- Genre: Black comedy Adult animation
- Created by: Bartosz Walaszek
- Showrunner: Bartosz Walaszek
- Voices of: Bartosz Walaszek; Katarzyna Kralewska-Walaszek;
- Theme music composer: Bartosz Walaszek; Piotr Połać;
- Composers: Bartosz Walaszek; Piotr Połać;
- Country of origin: Poland
- Original language: Polish
- No. of seasons: 14
- No. of episodes: 303 (+ 2 special episodes)

Production
- Producer: Bartosz Walaszek
- Running time: 4–23 minutes
- Production company: SPInka Film Studio

Original release
- Network: YouTube;
- Release: June 10, 2013 – present

= Hoodies Squad =

Hoodies Squad (Blok Ekipa) is a Polish adult animated comedy web series created by Bartosz Walaszek and broadcast on his YouTube channel SPInka Film Studio since June 10, 2013, having 303 episodes and 2 specials in total.
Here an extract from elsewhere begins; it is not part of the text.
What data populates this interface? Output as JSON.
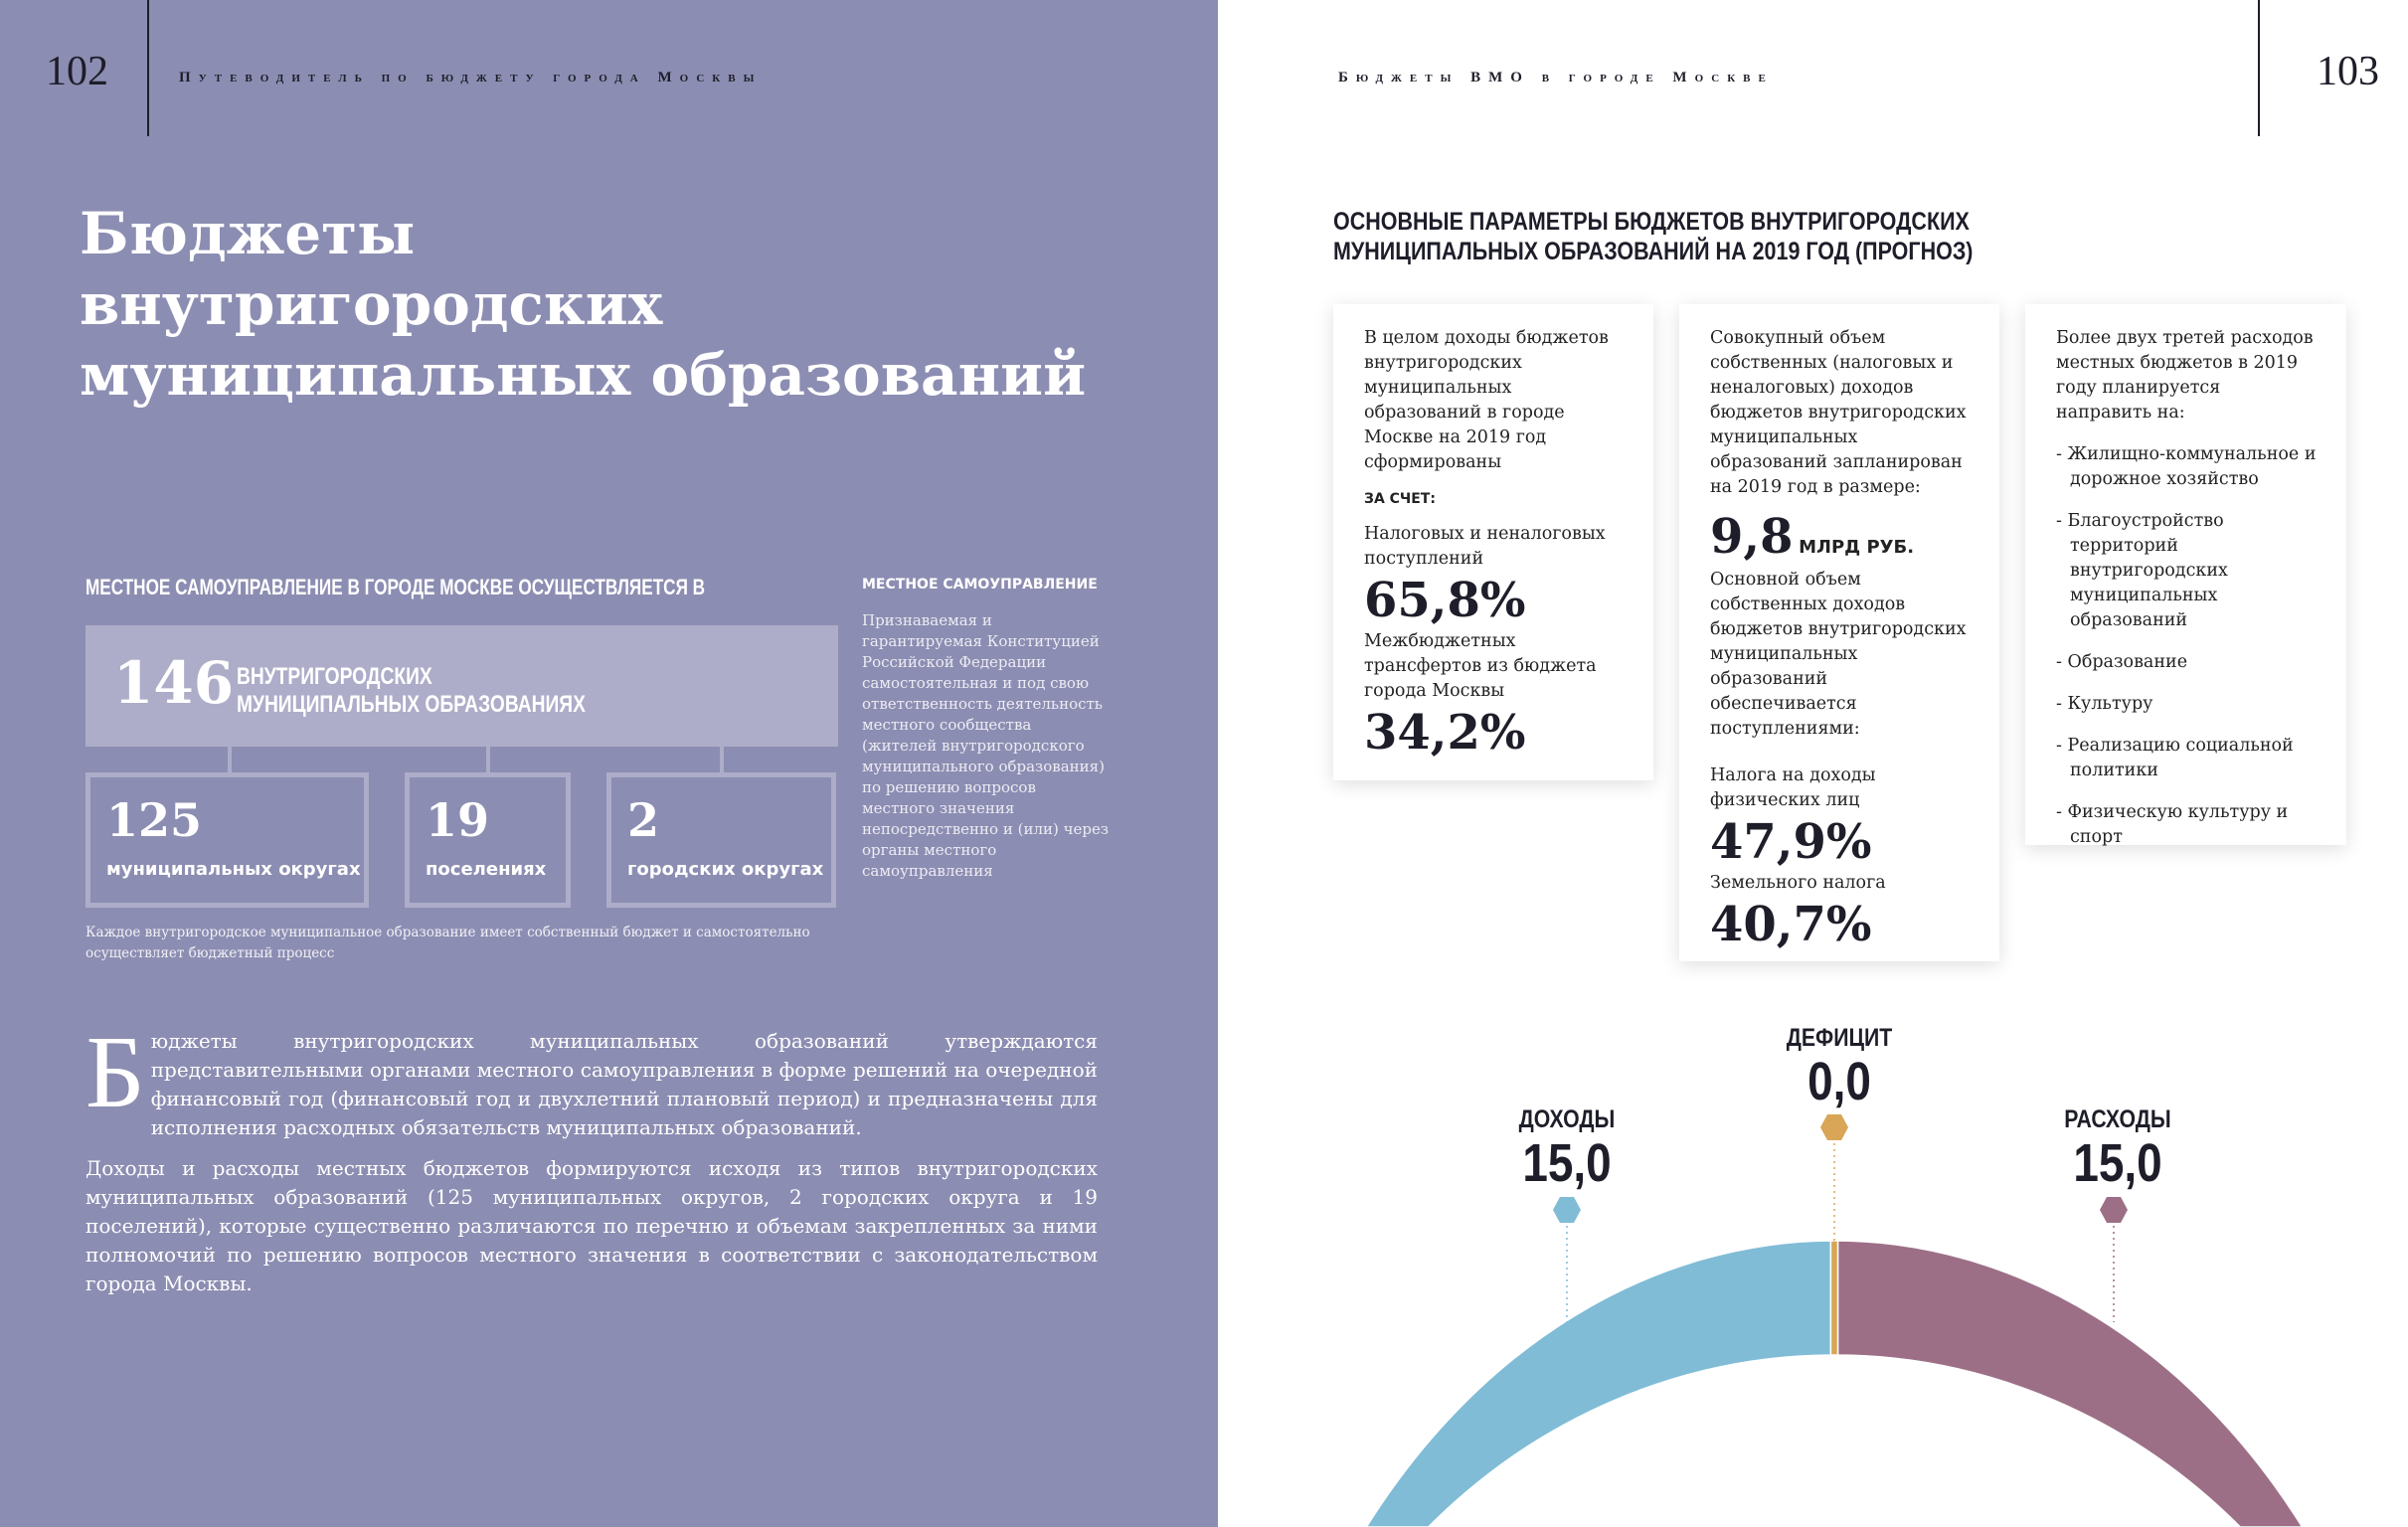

Since the late 2015, the cartoon is also shown on Comedy Central Poland. Several episodes were also dubbed in Russian as Na Rayonye (На районе, 'In the Hood').
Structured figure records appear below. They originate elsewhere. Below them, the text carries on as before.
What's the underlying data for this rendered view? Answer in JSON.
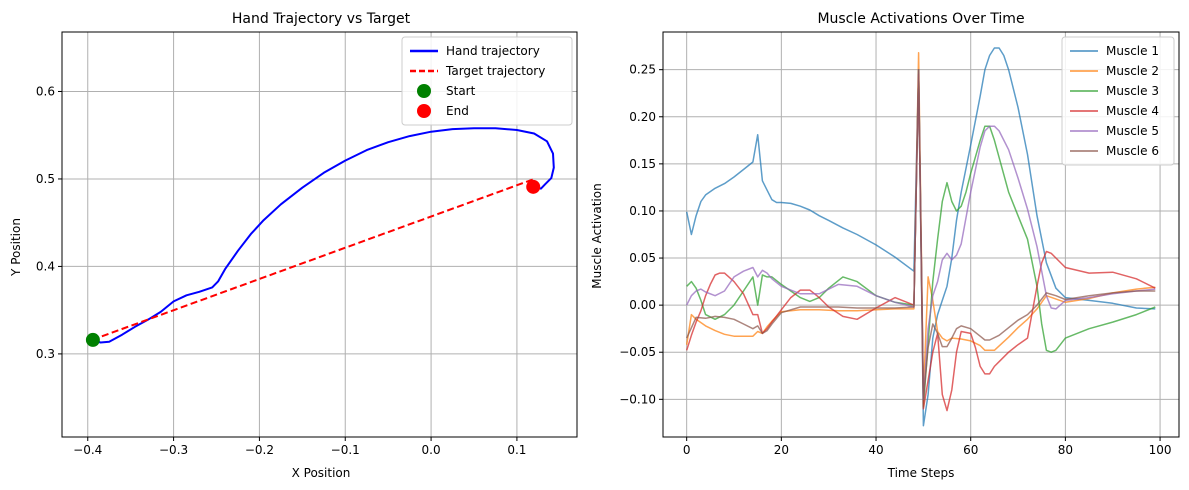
{
  "chart_data": [
    {
      "type": "line",
      "title": "Hand Trajectory vs Target",
      "xlabel": "X Position",
      "ylabel": "Y Position",
      "xlim": [
        -0.43,
        0.17
      ],
      "ylim": [
        0.205,
        0.668
      ],
      "xticks": [
        -0.4,
        -0.3,
        -0.2,
        -0.1,
        0.0,
        0.1
      ],
      "xtick_labels": [
        "−0.4",
        "−0.3",
        "−0.2",
        "−0.1",
        "0.0",
        "0.1"
      ],
      "yticks": [
        0.3,
        0.4,
        0.5,
        0.6
      ],
      "ytick_labels": [
        "0.3",
        "0.4",
        "0.5",
        "0.6"
      ],
      "grid": true,
      "legend_position": "top-right",
      "series": [
        {
          "name": "Hand trajectory",
          "style": "solid",
          "color": "#0000ff",
          "x": [
            -0.395,
            -0.385,
            -0.375,
            -0.36,
            -0.345,
            -0.33,
            -0.315,
            -0.3,
            -0.285,
            -0.27,
            -0.255,
            -0.248,
            -0.24,
            -0.225,
            -0.21,
            -0.195,
            -0.175,
            -0.15,
            -0.125,
            -0.1,
            -0.075,
            -0.05,
            -0.025,
            0.0,
            0.025,
            0.05,
            0.075,
            0.1,
            0.12,
            0.135,
            0.142,
            0.143,
            0.14,
            0.133,
            0.128,
            0.12
          ],
          "y": [
            0.316,
            0.313,
            0.314,
            0.322,
            0.331,
            0.339,
            0.348,
            0.36,
            0.367,
            0.371,
            0.376,
            0.383,
            0.397,
            0.418,
            0.437,
            0.453,
            0.471,
            0.49,
            0.507,
            0.521,
            0.533,
            0.542,
            0.549,
            0.554,
            0.557,
            0.558,
            0.558,
            0.556,
            0.552,
            0.543,
            0.529,
            0.513,
            0.501,
            0.494,
            0.489,
            0.491
          ]
        },
        {
          "name": "Target trajectory",
          "style": "dashed",
          "color": "#ff0000",
          "x": [
            -0.395,
            0.12
          ],
          "y": [
            0.316,
            0.5
          ]
        }
      ],
      "markers": [
        {
          "name": "Start",
          "x": -0.394,
          "y": 0.316,
          "color": "#008000"
        },
        {
          "name": "End",
          "x": 0.119,
          "y": 0.491,
          "color": "#ff0000"
        }
      ]
    },
    {
      "type": "line",
      "title": "Muscle Activations Over Time",
      "xlabel": "Time Steps",
      "ylabel": "Muscle Activation",
      "xlim": [
        -5,
        104
      ],
      "ylim": [
        -0.14,
        0.29
      ],
      "xticks": [
        0,
        20,
        40,
        60,
        80,
        100
      ],
      "xtick_labels": [
        "0",
        "20",
        "40",
        "60",
        "80",
        "100"
      ],
      "yticks": [
        -0.1,
        -0.05,
        0.0,
        0.05,
        0.1,
        0.15,
        0.2,
        0.25
      ],
      "ytick_labels": [
        "−0.10",
        "−0.05",
        "0.00",
        "0.05",
        "0.10",
        "0.15",
        "0.20",
        "0.25"
      ],
      "grid": true,
      "legend_position": "top-right",
      "series": [
        {
          "name": "Muscle 1",
          "color": "#1f77b4",
          "x": [
            0,
            1,
            2,
            3,
            4,
            6,
            8,
            10,
            12,
            14,
            15,
            16,
            17,
            18,
            19,
            20,
            22,
            24,
            26,
            28,
            30,
            33,
            36,
            40,
            44,
            48,
            49,
            50,
            51,
            52,
            53,
            54,
            55,
            56,
            57,
            58,
            60,
            62,
            63,
            64,
            65,
            66,
            67,
            68,
            70,
            72,
            74,
            76,
            78,
            80,
            85,
            90,
            95,
            99
          ],
          "y": [
            0.099,
            0.075,
            0.095,
            0.11,
            0.117,
            0.124,
            0.129,
            0.136,
            0.144,
            0.152,
            0.181,
            0.132,
            0.122,
            0.112,
            0.109,
            0.109,
            0.108,
            0.105,
            0.101,
            0.095,
            0.09,
            0.082,
            0.075,
            0.064,
            0.051,
            0.036,
            0.25,
            -0.128,
            -0.095,
            -0.035,
            -0.01,
            0.005,
            0.02,
            0.05,
            0.09,
            0.12,
            0.17,
            0.222,
            0.25,
            0.265,
            0.273,
            0.273,
            0.265,
            0.25,
            0.21,
            0.16,
            0.095,
            0.045,
            0.018,
            0.008,
            0.005,
            0.002,
            -0.003,
            -0.004
          ]
        },
        {
          "name": "Muscle 2",
          "color": "#ff7f0e",
          "x": [
            0,
            1,
            2,
            4,
            6,
            8,
            10,
            12,
            14,
            15,
            16,
            17,
            18,
            20,
            24,
            28,
            32,
            36,
            40,
            44,
            48,
            49,
            50,
            51,
            52,
            53,
            54,
            55,
            56,
            58,
            60,
            62,
            63,
            65,
            68,
            70,
            72,
            74,
            76,
            80,
            85,
            90,
            95,
            99
          ],
          "y": [
            -0.042,
            -0.01,
            -0.015,
            -0.022,
            -0.027,
            -0.031,
            -0.033,
            -0.033,
            -0.033,
            -0.028,
            -0.03,
            -0.023,
            -0.017,
            -0.007,
            -0.005,
            -0.005,
            -0.006,
            -0.006,
            -0.005,
            -0.004,
            -0.004,
            0.268,
            -0.095,
            0.03,
            0.005,
            -0.028,
            -0.035,
            -0.038,
            -0.035,
            -0.036,
            -0.038,
            -0.043,
            -0.048,
            -0.048,
            -0.034,
            -0.024,
            -0.015,
            -0.004,
            0.01,
            0.003,
            0.007,
            0.013,
            0.017,
            0.019
          ]
        },
        {
          "name": "Muscle 3",
          "color": "#2ca02c",
          "x": [
            0,
            1,
            2,
            3,
            4,
            6,
            8,
            10,
            12,
            14,
            15,
            16,
            17,
            18,
            20,
            22,
            24,
            26,
            28,
            30,
            33,
            36,
            40,
            44,
            48,
            49,
            50,
            51,
            52,
            53,
            54,
            55,
            56,
            57,
            58,
            59,
            60,
            62,
            63,
            64,
            65,
            68,
            70,
            72,
            74,
            75,
            76,
            77,
            78,
            80,
            85,
            90,
            95,
            99
          ],
          "y": [
            0.02,
            0.025,
            0.018,
            0.005,
            -0.01,
            -0.015,
            -0.01,
            0.0,
            0.015,
            0.03,
            0.0,
            0.032,
            0.03,
            0.03,
            0.022,
            0.015,
            0.008,
            0.004,
            0.008,
            0.018,
            0.03,
            0.025,
            0.01,
            0.003,
            0.0,
            0.25,
            -0.108,
            -0.04,
            0.025,
            0.07,
            0.11,
            0.13,
            0.11,
            0.1,
            0.105,
            0.12,
            0.14,
            0.175,
            0.19,
            0.19,
            0.175,
            0.12,
            0.095,
            0.07,
            0.02,
            -0.02,
            -0.048,
            -0.05,
            -0.048,
            -0.035,
            -0.025,
            -0.018,
            -0.01,
            -0.002
          ]
        },
        {
          "name": "Muscle 4",
          "color": "#d62728",
          "x": [
            0,
            1,
            2,
            3,
            4,
            5,
            6,
            7,
            8,
            10,
            12,
            14,
            15,
            16,
            17,
            18,
            20,
            22,
            24,
            26,
            28,
            30,
            33,
            36,
            40,
            44,
            48,
            49,
            50,
            51,
            52,
            53,
            54,
            55,
            56,
            57,
            58,
            60,
            61,
            62,
            63,
            64,
            65,
            66,
            68,
            70,
            72,
            74,
            75,
            76,
            77,
            78,
            80,
            85,
            90,
            95,
            99
          ],
          "y": [
            -0.048,
            -0.032,
            -0.018,
            -0.006,
            0.01,
            0.022,
            0.032,
            0.034,
            0.034,
            0.025,
            0.012,
            -0.01,
            -0.01,
            -0.03,
            -0.025,
            -0.018,
            -0.005,
            0.008,
            0.016,
            0.016,
            0.008,
            -0.002,
            -0.012,
            -0.015,
            -0.003,
            0.008,
            0.0,
            0.245,
            -0.11,
            -0.08,
            -0.05,
            -0.03,
            -0.095,
            -0.112,
            -0.09,
            -0.05,
            -0.028,
            -0.03,
            -0.045,
            -0.065,
            -0.073,
            -0.073,
            -0.065,
            -0.06,
            -0.05,
            -0.042,
            -0.035,
            0.02,
            0.045,
            0.057,
            0.055,
            0.05,
            0.04,
            0.034,
            0.035,
            0.028,
            0.018
          ]
        },
        {
          "name": "Muscle 5",
          "color": "#9467bd",
          "x": [
            0,
            1,
            2,
            3,
            4,
            6,
            8,
            10,
            12,
            14,
            15,
            16,
            17,
            18,
            20,
            24,
            28,
            32,
            36,
            40,
            44,
            48,
            49,
            50,
            51,
            52,
            53,
            54,
            55,
            56,
            57,
            58,
            60,
            62,
            63,
            64,
            65,
            66,
            68,
            70,
            72,
            74,
            76,
            77,
            78,
            80,
            85,
            90,
            95,
            99
          ],
          "y": [
            0.0,
            0.01,
            0.015,
            0.017,
            0.014,
            0.01,
            0.015,
            0.03,
            0.036,
            0.04,
            0.03,
            0.037,
            0.034,
            0.028,
            0.02,
            0.012,
            0.012,
            0.022,
            0.02,
            0.01,
            0.003,
            -0.002,
            0.25,
            -0.1,
            -0.025,
            0.01,
            0.025,
            0.048,
            0.055,
            0.048,
            0.053,
            0.065,
            0.12,
            0.168,
            0.185,
            0.19,
            0.19,
            0.185,
            0.165,
            0.135,
            0.102,
            0.062,
            0.01,
            -0.003,
            -0.004,
            0.005,
            0.008,
            0.012,
            0.015,
            0.017
          ]
        },
        {
          "name": "Muscle 6",
          "color": "#8c564b",
          "x": [
            0,
            2,
            4,
            6,
            8,
            10,
            12,
            14,
            15,
            16,
            17,
            18,
            20,
            24,
            28,
            32,
            36,
            40,
            44,
            48,
            49,
            50,
            51,
            52,
            53,
            54,
            55,
            56,
            57,
            58,
            60,
            62,
            63,
            64,
            66,
            68,
            70,
            72,
            74,
            76,
            78,
            80,
            85,
            90,
            95,
            99
          ],
          "y": [
            -0.035,
            -0.013,
            -0.014,
            -0.012,
            -0.013,
            -0.015,
            -0.02,
            -0.025,
            -0.022,
            -0.03,
            -0.027,
            -0.02,
            -0.008,
            -0.002,
            -0.002,
            -0.002,
            -0.003,
            -0.003,
            -0.003,
            -0.002,
            0.25,
            -0.1,
            -0.045,
            -0.02,
            -0.03,
            -0.044,
            -0.044,
            -0.035,
            -0.025,
            -0.022,
            -0.025,
            -0.033,
            -0.037,
            -0.037,
            -0.032,
            -0.024,
            -0.016,
            -0.01,
            0.0,
            0.013,
            0.01,
            0.006,
            0.01,
            0.013,
            0.015,
            0.015
          ]
        }
      ]
    }
  ]
}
Nearly all characters in the show including the main protagonists are voiced by Bartosz Walaszek himself. Several female voiceovers are done by Katarzyna Krajewska-Walaszek.

==Plot==
The cartoon tells the story of a group of three lazy hooligans (Polish: dresiarze) from Warsaw – Spejson, Wojtas and Walo. All three are 20–30 years old, originate from poor, lower-class families, live in Warsaw's Grochów subdivision and are fans of Legia. They usually spend their time sitting on benches or in Speluno club, drinking beer and smoking. Because of their rowdy nature, they are at odds with the law and other hooligans.

The show sometimes makes references to, or even features real events and people such as the former Polish President Aleksander Kwaśniewski or to YouTube personalities.